Gosseyn se sintió invadido por el desaliento. Pero había hecho todo lo que estaba a su alcance para protegerse a sí mismo, de modo que lo único que podía intentar ahora era obtener más información. Dijo secamente:

—Será mejor que hables aprisa, amigo mío, y digas la verdad. ¿Estableciste contacto con el propio Discípulo?

Yanar le miró con aire sombrío. Se encogió de hombros, y una vez más eso fue una señal para romper un bloqueo.

—Desde luego —dijo.

—Quiero decir, ¿esperaba él una llamada tuya? —quiso aclarar Gosseyn—. ¿Eres agente suyo?

El hombre sacudió la cabeza.

—Soy un Pronosticador —dijo.

Había orgullo en su tono, pero era una variedad desmadejada. Un mechón de sus cabellos color gris metálico se había desflecado sobre una de sus sienes. Parecía cualquier cosa menos un noble de Yalerta.

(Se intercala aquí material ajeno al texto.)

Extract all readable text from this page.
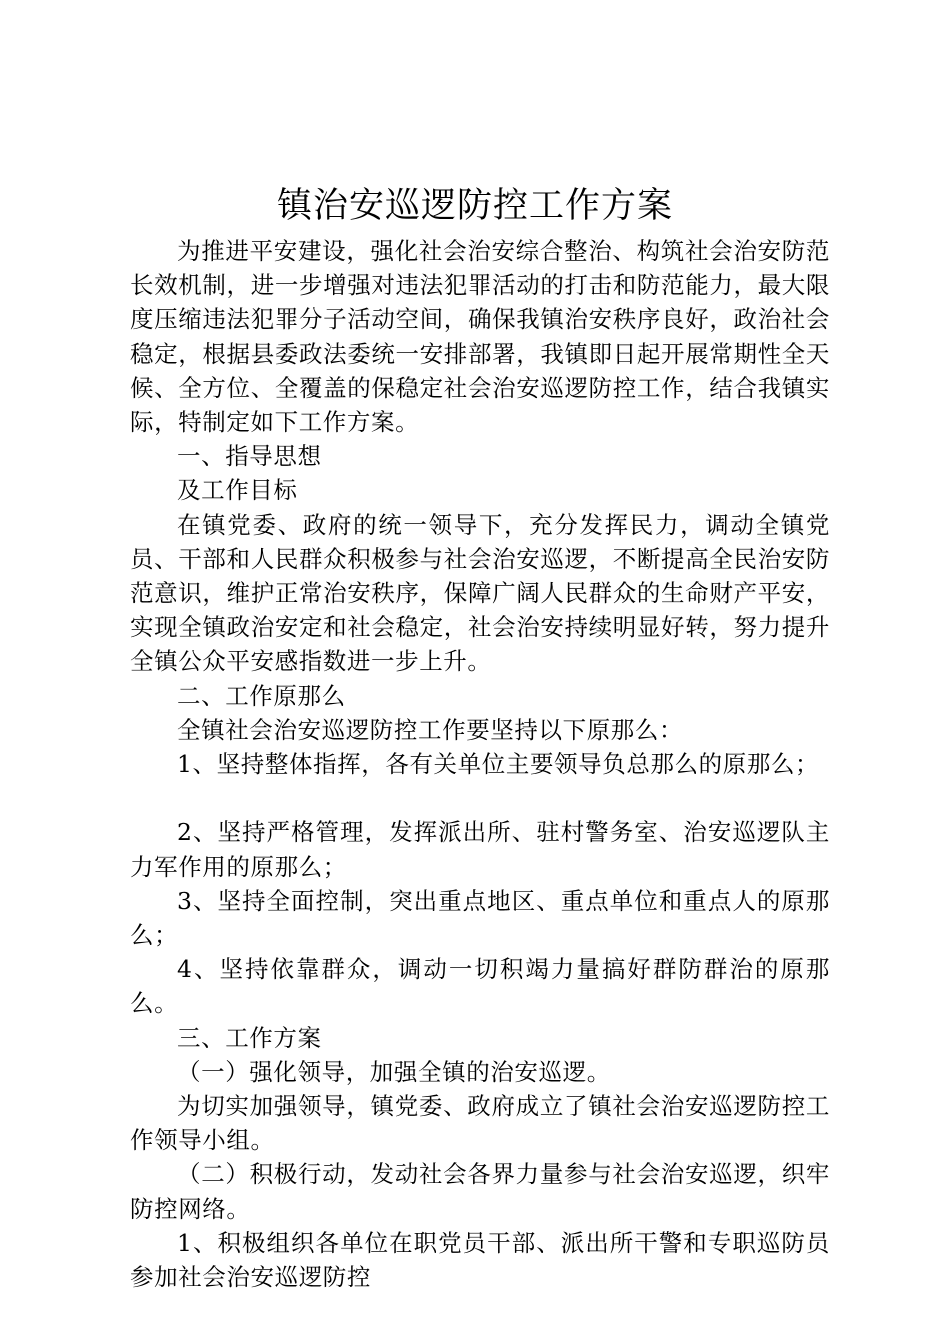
镇治安巡逻防控工作方案

为推进平安建设，强化社会治安综合整治、构筑社会治安防范长效机制，进一步增强对违法犯罪活动的打击和防范能力，最大限度压缩违法犯罪分子活动空间，确保我镇治安秩序良好，政治社会稳定，根据县委政法委统一安排部署，我镇即日起开展常期性全天候、全方位、全覆盖的保稳定社会治安巡逻防控工作，结合我镇实际，特制定如下工作方案。

一、指导思想

及工作目标

在镇党委、政府的统一领导下，充分发挥民力，调动全镇党员、干部和人民群众积极参与社会治安巡逻，不断提高全民治安防范意识，维护正常治安秩序，保障广阔人民群众的生命财产平安，实现全镇政治安定和社会稳定，社会治安持续明显好转，努力提升全镇公众平安感指数进一步上升。

二、工作原那么

全镇社会治安巡逻防控工作要坚持以下原那么：

1、坚持整体指挥，各有关单位主要领导负总那么的原那么；

2、坚持严格管理，发挥派出所、驻村警务室、治安巡逻队主力军作用的原那么；

3、坚持全面控制，突出重点地区、重点单位和重点人的原那么；

4、坚持依靠群众，调动一切积竭力量搞好群防群治的原那么。

三、工作方案

（一）强化领导，加强全镇的治安巡逻。

为切实加强领导，镇党委、政府成立了镇社会治安巡逻防控工作领导小组。

（二）积极行动，发动社会各界力量参与社会治安巡逻，织牢防控网络。

1、积极组织各单位在职党员干部、派出所干警和专职巡防员参加社会治安巡逻防控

Gosseyn no hizo ningún comentario sobre aquel alarde. Tenía a su hombre en la palma de su mano, y eso era lo que contaba.

—¿Qué le dijiste?

—Que tú estabas a bordo.

—¿Y qué dijo él?

—Que ya lo sabía.

—¡Oh! —exclamó Gosseyn.

Hizo una momentánea pausa. Su mente saltó adelante hacia otros aspectos de la situación. En rápida sucesión formuló una docena de preguntas vitales. Cuando hubo reunido los hechos se similarizó en compañía de Yanar a la sala de control, y estudió los mapas que el otro le entregó con manos temblorosas y que mostraban la amplia ruta circular que la nave había estado siguiendo en torno a la isla del Discípulo, en un radio de medio centenar de kilómetros.

Gosseyn fijó la ruta en dirección a la isla de Crest, que se encontraba un centenar de kilómetros al Nor-Noroeste. Luego se volvió hacia el Pronosticador.

—Y ahora —dijo en tono amenazador—, vamos a ocuparnos del problema de lo que hay que hacer con un traidor.

Yanar estaba muy pálido, pero algo de su miedo había desaparecido. Dijo, osadamente:

—No te debo nada. Puedes matarme, pero no puedes esperar lealtad de mí, y no la tendrás.

Lo que Gosseyn deseaba no era lealtad, sino miedo. Tenía que asegurarse del hecho que aquellos Pronosticadores aprenderían a pensárselo dos veces antes de actuar contra él. Pero ¿qué hacer?

Parecía poco práctico tomar una decisión definitiva. Giró sobre sus talones y se encaminó de nuevo al salón. Cuando entró, apareció Leej procedente de los dormitorios. Gosseyn avanzó hacia ella, con el ceño levemente fruncido.

«Unas cuantas preguntas, señora», —pensó fríamente—. «¿Cómo pudo advertir Yanar al Discípulo sin que su acción fuera predecible? Explícame eso, por favor».

La mujer se detuvo y esperó que él llegara, sonriendo. Bruscamente, dejó de sonreír. Su mirada se hundió más allá de Gosseyn y ligeramente a un lado. Gosseyn giró sobre sí mismo, y miró.

No sintió nada, no oyó nada, y no experimentó ninguna sensación de una presencia visible. Pero una figura estaba tomando forma a unos tres metros de distancia, a su derecha. Se hizo más oscura, y sin embargo Gosseyn podía ver la pared detrás de ella. Se espesó, pero no era sustancia.

Todo su cuerpo se tensó. El momento de su encuentro con el Discípulo había llegado.